Unlike vendor-specific KPI definitions that vary across CCaaS platforms, FutureAGI’s evaluator-driven KPIs are reproducible — same evaluator config, same dataset, same number, regardless of platform.

Unlike NICE CXone or Genesys Cloud reports, which usually normalize AI calls into legacy contact-center columns, FutureAGI keeps evaluator scores attached to the same trace and dataset run that produced them.
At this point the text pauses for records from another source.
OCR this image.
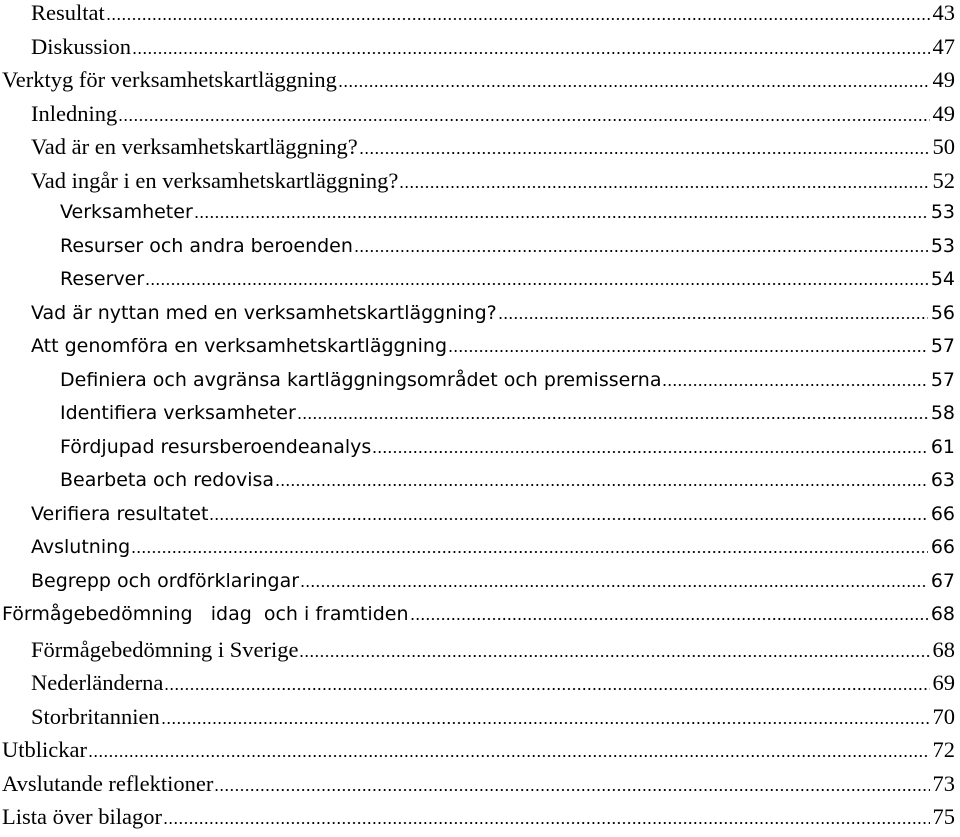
Resultat	43
Diskussion	47
Verktyg för verksamhetskartläggning	49
Inledning	49
Vad är en verksamhetskartläggning?	50
Vad ingår i en verksamhetskartläggning?	52
Verksamheter	53
Resurser och andra beroenden	53
Reserver	54
Vad är nyttan med en verksamhetskartläggning?	56
Att genomföra en verksamhetskartläggning	57
Definiera och avgränsa kartläggningsområdet och premisserna	57
Identifiera verksamheter	58
Fördjupad resursberoendeanalys	61
Bearbeta och redovisa	63
Verifiera resultatet	66
Avslutning	66
Begrepp och ordförklaringar	67
Förmågebedömning   idag  och i framtiden	68
Förmågebedömning i Sverige	68
Nederländerna	69
Storbritannien	70
Utblickar	72
Avslutande reflektioner	73
Lista över bilagor	75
How to Measure Contact Center KPIs

Contact-center KPIs split into legacy and AI-tier signals:

  • Legacy KPIs: AHT, ASA, abandonment, occupancy, utilization, FCR, CSAT, NPS, CES — owned by your CCaaS or WFM platform.
  • ConversationResolution: AI-tier resolution rate; the closest analog to FCR for AI-handled calls.
  • IsCompliant: per-call rubric pass rate against named policies.
  • ASRAccuracy: transcription fidelity, gating downstream rubric scores.
  • Deflection rate (dashboard signal): share of AI-handled calls without human handoff.
  • Per-evaluator pass rate by cohort: the canonical AI-side regression alarm.
from fi.evals import ConversationResolution, IsCompliant, ASRAccuracy

scores = {
    "resolution": ConversationResolution().evaluate(conversation=transcript).score,
    "compliance": IsCompliant().evaluate(output=transcript, policy="recording-disclosure").score,
    "asr": ASRAccuracy().evaluate(audio_path=call.audio, reference_text=ground_truth).score,
}

Common mistakes

  • Reporting AHT for the AI cohort without resolution. Fast does not equal good; pair AHT with ConversationResolution.
  • Two separate scorecards for AI and human cohorts. Leadership needs one comparable view; map AI evaluators to legacy KPI semantics.
  • Sampling AI quality scoring. AI lets you score 100% of calls; sampling defeats the point.
  • No threshold and alert on rubric drops. A KPI that falls 8 points and doesn’t page is a vanity dashboard.
  • Letting CSAT lag the AI scorecard. Survey CSAT trails by hours or days; evaluator-based KPIs catch regressions earlier.

Frequently Asked Questions

What is a contact center KPI?

A contact center KPI is a measurable signal that captures service, quality, efficiency, or cost goals. Standard KPIs include AHT, ASA, abandonment rate, occupancy, FCR, CSAT, NPS, and CES.

What KPIs change when an AI agent fronts the contact center?

Legacy KPIs (AHT, hold, FCR) still apply but get joined by AI-specific KPIs: deflection rate, escalation reason, hallucination rate, per-rubric pass rate, and trajectory-level resolution. Both cohorts should report on a unified scorecard.

Does FutureAGI replace contact-center KPI dashboards?

No. FutureAGI extends the KPI surface for the AI tier — ConversationResolution, IsCompliant, ASRAccuracy, and traceAI voice spans — and feeds those signals into existing WFM and CCaaS dashboards.